Results are soon pending in the special election to replace Senator Ted Kennedy. Once a guaranteed Democratic victory, the race has become surprisingly competitive due to a bad national environment and a lackluster campaign run by Democrat Martha Coakley. In fact, several polls have put Republican Scott Brown in the lead, striking panic amongst the Democratic establishment.

Interpreting incomplete results can be difficult if one is not familiar with how different areas in a state vote. Senator John McCain, for instance, led the vote in Virginia during much of election night; this was because deep-red rural Virginia reported first. After Democratic strongholds in Northern Virginia began posting, Barack Obama quickly pulled away (he ultimately won by 6.30%). Because Massachusetts is rarely competitive outside of gubernatorial elections, geographic unfamiliarity probably extends to even most politically active folk.

I have therefore created a map indicating what a tied election would probably look like:

This map takes data from all statewide elections since 2004, derives the electoral lean of each county, and then averages these results to produce the picture. Here is the data by county (click the image to get a clearer shot):

Ironically, Republicans do better in the most populous counties – the opposite case for the nation in general. Republicans are strongest in the state’s suburbs; Scott Brown will need to win all of them to take the state (on the other hand, these wins need not be exceptionally large). On the other hand, Democrats do best in the city Boston and the more rural western reaches of the state.

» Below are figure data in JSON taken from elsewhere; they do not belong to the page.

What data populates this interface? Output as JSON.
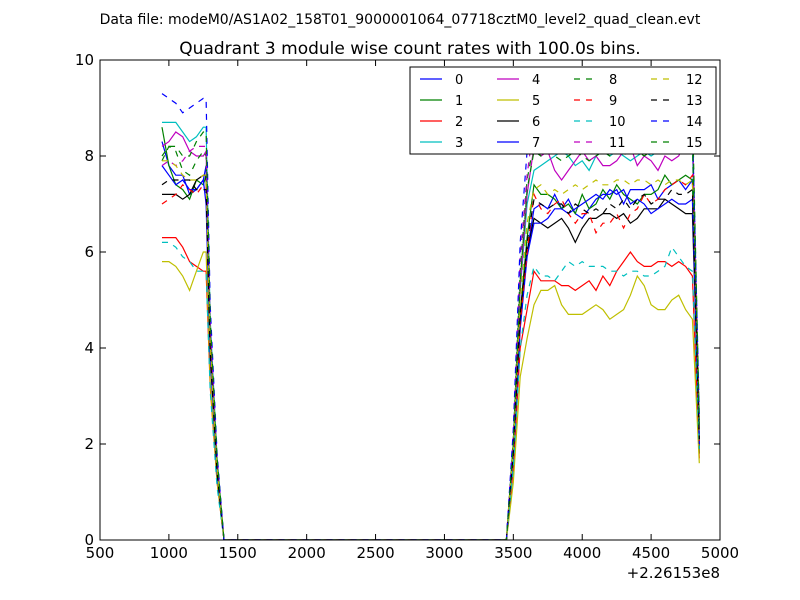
{
  "chart_data": {
    "type": "line",
    "suptitle": "Data file: modeM0/AS1A02_158T01_9000001064_07718cztM0_level2_quad_clean.evt",
    "title": "Quadrant 3 module wise count rates with 100.0s bins.",
    "xlabel": "",
    "ylabel": "",
    "xlim": [
      500,
      5000
    ],
    "ylim": [
      0,
      10
    ],
    "x_offset_label": "+2.26153e8",
    "xticks": [
      500,
      1000,
      1500,
      2000,
      2500,
      3000,
      3500,
      4000,
      4500,
      5000
    ],
    "xtick_labels": [
      "500",
      "1000",
      "1500",
      "2000",
      "2500",
      "3000",
      "3500",
      "4000",
      "4500",
      "5000"
    ],
    "yticks": [
      0,
      2,
      4,
      6,
      8,
      10
    ],
    "ytick_labels": [
      "0",
      "2",
      "4",
      "6",
      "8",
      "10"
    ],
    "legend_position": "top-right",
    "legend_columns": 4,
    "x": [
      950,
      1000,
      1050,
      1100,
      1150,
      1200,
      1250,
      1270,
      1300,
      1350,
      1400,
      1450,
      1500,
      1600,
      1800,
      2000,
      2200,
      2400,
      2600,
      2800,
      3000,
      3200,
      3400,
      3450,
      3500,
      3550,
      3600,
      3650,
      3700,
      3750,
      3800,
      3850,
      3900,
      3950,
      4000,
      4050,
      4100,
      4150,
      4200,
      4250,
      4300,
      4350,
      4400,
      4450,
      4500,
      4550,
      4600,
      4650,
      4700,
      4750,
      4800,
      4850
    ],
    "series": [
      {
        "name": "0",
        "color": "#0000ff",
        "dash": "solid",
        "values": [
          8.3,
          7.8,
          7.6,
          7.6,
          7.2,
          7.3,
          7.5,
          7.8,
          4.0,
          1.5,
          0.0,
          0.0,
          0.0,
          0.0,
          0.0,
          0.0,
          0.0,
          0.0,
          0.0,
          0.0,
          0.0,
          0.0,
          0.0,
          0.0,
          1.8,
          4.6,
          6.0,
          6.9,
          7.0,
          6.9,
          7.2,
          6.9,
          7.1,
          6.8,
          6.7,
          6.9,
          7.1,
          7.2,
          7.2,
          7.3,
          7.0,
          7.3,
          7.3,
          7.3,
          7.4,
          7.1,
          7.3,
          7.4,
          7.5,
          7.3,
          7.5,
          1.9
        ]
      },
      {
        "name": "1",
        "color": "#008000",
        "dash": "solid",
        "values": [
          8.6,
          7.8,
          7.4,
          7.3,
          7.1,
          7.5,
          7.4,
          7.6,
          4.2,
          1.6,
          0.0,
          0.0,
          0.0,
          0.0,
          0.0,
          0.0,
          0.0,
          0.0,
          0.0,
          0.0,
          0.0,
          0.0,
          0.0,
          0.0,
          1.8,
          4.7,
          6.3,
          7.4,
          7.2,
          7.2,
          7.1,
          6.9,
          7.0,
          6.8,
          7.2,
          6.9,
          7.0,
          7.3,
          7.1,
          7.4,
          7.2,
          7.1,
          7.0,
          7.2,
          7.2,
          7.3,
          7.6,
          7.4,
          7.5,
          7.6,
          7.5,
          1.8
        ]
      },
      {
        "name": "2",
        "color": "#ff0000",
        "dash": "solid",
        "values": [
          6.3,
          6.3,
          6.3,
          6.1,
          5.8,
          5.7,
          5.6,
          5.6,
          3.2,
          1.2,
          0.0,
          0.0,
          0.0,
          0.0,
          0.0,
          0.0,
          0.0,
          0.0,
          0.0,
          0.0,
          0.0,
          0.0,
          0.0,
          0.0,
          1.5,
          4.0,
          4.8,
          5.6,
          5.4,
          5.4,
          5.4,
          5.3,
          5.3,
          5.2,
          5.3,
          5.4,
          5.2,
          5.5,
          5.3,
          5.6,
          5.8,
          6.0,
          5.8,
          5.7,
          5.7,
          5.8,
          5.8,
          5.7,
          5.8,
          5.7,
          5.5,
          1.7
        ]
      },
      {
        "name": "3",
        "color": "#00bfbf",
        "dash": "solid",
        "values": [
          8.7,
          8.7,
          8.7,
          8.5,
          8.3,
          8.4,
          8.6,
          8.6,
          4.6,
          1.7,
          0.0,
          0.0,
          0.0,
          0.0,
          0.0,
          0.0,
          0.0,
          0.0,
          0.0,
          0.0,
          0.0,
          0.0,
          0.0,
          0.0,
          2.0,
          5.2,
          7.0,
          7.7,
          7.8,
          7.9,
          8.0,
          8.1,
          8.0,
          7.8,
          7.9,
          7.7,
          8.0,
          8.1,
          8.0,
          8.1,
          8.0,
          7.9,
          8.0,
          8.1,
          8.0,
          8.1,
          8.2,
          8.3,
          8.2,
          8.3,
          8.2,
          2.2
        ]
      },
      {
        "name": "4",
        "color": "#bf00bf",
        "dash": "solid",
        "values": [
          8.2,
          8.3,
          8.5,
          8.4,
          8.1,
          8.0,
          8.0,
          8.1,
          4.4,
          1.6,
          0.0,
          0.0,
          0.0,
          0.0,
          0.0,
          0.0,
          0.0,
          0.0,
          0.0,
          0.0,
          0.0,
          0.0,
          0.0,
          0.0,
          2.0,
          5.3,
          7.2,
          8.2,
          8.0,
          8.1,
          7.7,
          7.5,
          7.7,
          7.9,
          8.1,
          7.9,
          8.0,
          7.8,
          7.8,
          7.9,
          8.1,
          8.2,
          7.8,
          8.0,
          7.9,
          7.7,
          8.0,
          7.9,
          8.0,
          8.3,
          8.6,
          2.3
        ]
      },
      {
        "name": "5",
        "color": "#bfbf00",
        "dash": "solid",
        "values": [
          5.8,
          5.8,
          5.7,
          5.5,
          5.2,
          5.6,
          6.0,
          6.0,
          3.3,
          1.2,
          0.0,
          0.0,
          0.0,
          0.0,
          0.0,
          0.0,
          0.0,
          0.0,
          0.0,
          0.0,
          0.0,
          0.0,
          0.0,
          0.0,
          1.2,
          3.4,
          4.2,
          4.9,
          5.2,
          5.2,
          5.3,
          4.9,
          4.7,
          4.7,
          4.7,
          4.8,
          4.9,
          4.8,
          4.6,
          4.7,
          4.8,
          5.1,
          5.5,
          5.3,
          4.9,
          4.8,
          4.8,
          5.0,
          5.1,
          4.8,
          4.6,
          1.6
        ]
      },
      {
        "name": "6",
        "color": "#000000",
        "dash": "solid",
        "values": [
          7.2,
          7.2,
          7.2,
          7.1,
          7.2,
          7.5,
          7.6,
          7.6,
          4.0,
          1.5,
          0.0,
          0.0,
          0.0,
          0.0,
          0.0,
          0.0,
          0.0,
          0.0,
          0.0,
          0.0,
          0.0,
          0.0,
          0.0,
          0.0,
          1.9,
          4.6,
          6.0,
          6.7,
          6.6,
          6.5,
          6.6,
          6.7,
          6.5,
          6.2,
          6.5,
          6.7,
          6.7,
          6.8,
          6.8,
          6.7,
          6.8,
          6.6,
          6.7,
          6.9,
          6.9,
          6.9,
          7.1,
          7.0,
          6.9,
          6.8,
          6.8,
          2.1
        ]
      },
      {
        "name": "7",
        "color": "#0000ff",
        "dash": "solid",
        "values": [
          7.8,
          7.6,
          7.4,
          7.5,
          7.3,
          7.3,
          7.5,
          7.0,
          3.8,
          1.4,
          0.0,
          0.0,
          0.0,
          0.0,
          0.0,
          0.0,
          0.0,
          0.0,
          0.0,
          0.0,
          0.0,
          0.0,
          0.0,
          0.0,
          1.7,
          4.4,
          5.9,
          6.6,
          6.6,
          6.7,
          6.9,
          6.9,
          6.8,
          6.9,
          7.0,
          7.1,
          7.2,
          7.1,
          7.3,
          7.2,
          7.3,
          7.0,
          7.1,
          7.0,
          6.8,
          6.9,
          7.0,
          7.1,
          7.0,
          7.0,
          7.1,
          2.0
        ]
      },
      {
        "name": "8",
        "color": "#008000",
        "dash": "dashed",
        "values": [
          7.9,
          8.2,
          8.1,
          7.7,
          7.6,
          7.9,
          8.1,
          8.0,
          4.3,
          1.6,
          0.0,
          0.0,
          0.0,
          0.0,
          0.0,
          0.0,
          0.0,
          0.0,
          0.0,
          0.0,
          0.0,
          0.0,
          0.0,
          0.0,
          2.1,
          5.6,
          7.5,
          8.3,
          8.5,
          8.3,
          8.7,
          8.9,
          8.7,
          8.5,
          8.6,
          8.4,
          8.5,
          8.5,
          8.4,
          8.3,
          8.5,
          8.4,
          8.5,
          8.4,
          8.4,
          8.3,
          8.3,
          8.2,
          8.4,
          8.6,
          9.0,
          2.5
        ]
      },
      {
        "name": "9",
        "color": "#ff0000",
        "dash": "dashed",
        "values": [
          7.0,
          7.1,
          7.2,
          7.4,
          7.3,
          7.2,
          7.4,
          7.4,
          4.0,
          1.5,
          0.0,
          0.0,
          0.0,
          0.0,
          0.0,
          0.0,
          0.0,
          0.0,
          0.0,
          0.0,
          0.0,
          0.0,
          0.0,
          0.0,
          1.8,
          4.5,
          6.0,
          7.2,
          6.9,
          6.8,
          7.0,
          7.1,
          6.8,
          6.6,
          6.8,
          6.8,
          6.4,
          6.6,
          6.6,
          6.8,
          6.5,
          6.8,
          6.9,
          7.2,
          7.0,
          7.1,
          7.3,
          7.4,
          7.5,
          7.4,
          7.6,
          2.0
        ]
      },
      {
        "name": "10",
        "color": "#00bfbf",
        "dash": "dashed",
        "values": [
          6.2,
          6.2,
          6.1,
          5.9,
          5.8,
          5.6,
          5.6,
          5.6,
          3.1,
          1.1,
          0.0,
          0.0,
          0.0,
          0.0,
          0.0,
          0.0,
          0.0,
          0.0,
          0.0,
          0.0,
          0.0,
          0.0,
          0.0,
          0.0,
          1.5,
          4.0,
          5.1,
          5.7,
          5.5,
          5.5,
          5.4,
          5.6,
          5.8,
          5.7,
          5.8,
          5.7,
          5.7,
          5.7,
          5.6,
          5.6,
          5.5,
          5.6,
          5.6,
          5.5,
          5.5,
          5.6,
          5.7,
          6.1,
          5.9,
          5.7,
          5.6,
          1.9
        ]
      },
      {
        "name": "11",
        "color": "#bf00bf",
        "dash": "dashed",
        "values": [
          7.8,
          7.9,
          7.8,
          7.9,
          8.1,
          8.2,
          8.2,
          8.2,
          4.5,
          1.7,
          0.0,
          0.0,
          0.0,
          0.0,
          0.0,
          0.0,
          0.0,
          0.0,
          0.0,
          0.0,
          0.0,
          0.0,
          0.0,
          0.0,
          2.2,
          5.9,
          7.6,
          8.7,
          8.3,
          8.4,
          8.6,
          8.2,
          8.7,
          8.4,
          8.6,
          8.4,
          8.7,
          8.6,
          8.5,
          8.6,
          8.4,
          8.7,
          8.8,
          8.5,
          8.6,
          8.8,
          8.7,
          8.5,
          8.6,
          8.7,
          8.5,
          2.4
        ]
      },
      {
        "name": "12",
        "color": "#bfbf00",
        "dash": "dashed",
        "values": [
          7.9,
          7.9,
          7.8,
          7.6,
          7.5,
          7.5,
          7.6,
          7.6,
          4.1,
          1.5,
          0.0,
          0.0,
          0.0,
          0.0,
          0.0,
          0.0,
          0.0,
          0.0,
          0.0,
          0.0,
          0.0,
          0.0,
          0.0,
          0.0,
          1.9,
          5.0,
          6.6,
          7.3,
          7.4,
          7.2,
          7.3,
          7.2,
          7.3,
          7.4,
          7.3,
          7.4,
          7.5,
          7.4,
          7.4,
          7.5,
          7.5,
          7.4,
          7.5,
          7.5,
          7.4,
          7.5,
          7.4,
          7.5,
          7.5,
          7.4,
          7.5,
          2.2
        ]
      },
      {
        "name": "13",
        "color": "#000000",
        "dash": "dashed",
        "values": [
          7.4,
          7.5,
          7.5,
          7.5,
          7.5,
          7.3,
          7.3,
          7.3,
          3.9,
          1.4,
          0.0,
          0.0,
          0.0,
          0.0,
          0.0,
          0.0,
          0.0,
          0.0,
          0.0,
          0.0,
          0.0,
          0.0,
          0.0,
          0.0,
          1.8,
          4.7,
          6.2,
          7.1,
          7.0,
          6.9,
          7.0,
          7.0,
          6.8,
          7.0,
          6.9,
          6.8,
          6.9,
          6.8,
          7.0,
          6.9,
          7.1,
          6.9,
          7.1,
          7.2,
          7.0,
          7.1,
          7.1,
          7.3,
          7.2,
          7.2,
          7.3,
          2.1
        ]
      },
      {
        "name": "14",
        "color": "#0000ff",
        "dash": "dashed",
        "values": [
          9.3,
          9.2,
          9.1,
          8.9,
          9.0,
          9.1,
          9.2,
          9.2,
          4.9,
          1.8,
          0.0,
          0.0,
          0.0,
          0.0,
          0.0,
          0.0,
          0.0,
          0.0,
          0.0,
          0.0,
          0.0,
          0.0,
          0.0,
          0.0,
          2.3,
          6.2,
          8.1,
          8.8,
          8.5,
          8.6,
          8.4,
          8.6,
          8.5,
          8.6,
          8.3,
          8.5,
          8.4,
          8.6,
          8.5,
          8.3,
          8.5,
          8.4,
          8.5,
          8.3,
          8.4,
          8.4,
          8.5,
          8.4,
          8.6,
          8.5,
          8.7,
          2.6
        ]
      },
      {
        "name": "15",
        "color": "#008000",
        "dash": "dashed",
        "values": [
          8.0,
          8.2,
          8.2,
          8.0,
          8.0,
          8.3,
          8.5,
          8.5,
          4.6,
          1.7,
          0.0,
          0.0,
          0.0,
          0.0,
          0.0,
          0.0,
          0.0,
          0.0,
          0.0,
          0.0,
          0.0,
          0.0,
          0.0,
          0.0,
          2.0,
          5.4,
          7.3,
          8.1,
          8.0,
          8.1,
          8.0,
          7.9,
          8.0,
          8.1,
          8.0,
          7.9,
          8.0,
          8.1,
          8.0,
          8.1,
          8.0,
          8.2,
          8.1,
          8.0,
          8.1,
          8.1,
          8.2,
          8.2,
          8.1,
          8.2,
          8.3,
          2.3
        ]
      }
    ]
  }
}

Thus on election day when the results start coming in, take a look at the above table and compare it to the actual performances each candidate is posting. Whichever candidate is generally outperforming the table will likely win the election. Finally, look at who is winning Hampden and Bristol counties – the two places that vote closest to the state as a whole. If Martha Coakley is winning them, expect a Democratic victory. If Scott Brown is, then a Republican shocker is in the works. If the two are split, it will a nail-biter that goes deep into the night. There have been not many of those lately.

Whatever the case, tomorrow Tuesday ought be an exciting day for politics buffs. There are not many races where the result has been so uncertain – where practically anything can happen and it would not be surprising for the polls to be completely off. It will be quite interesting to watch.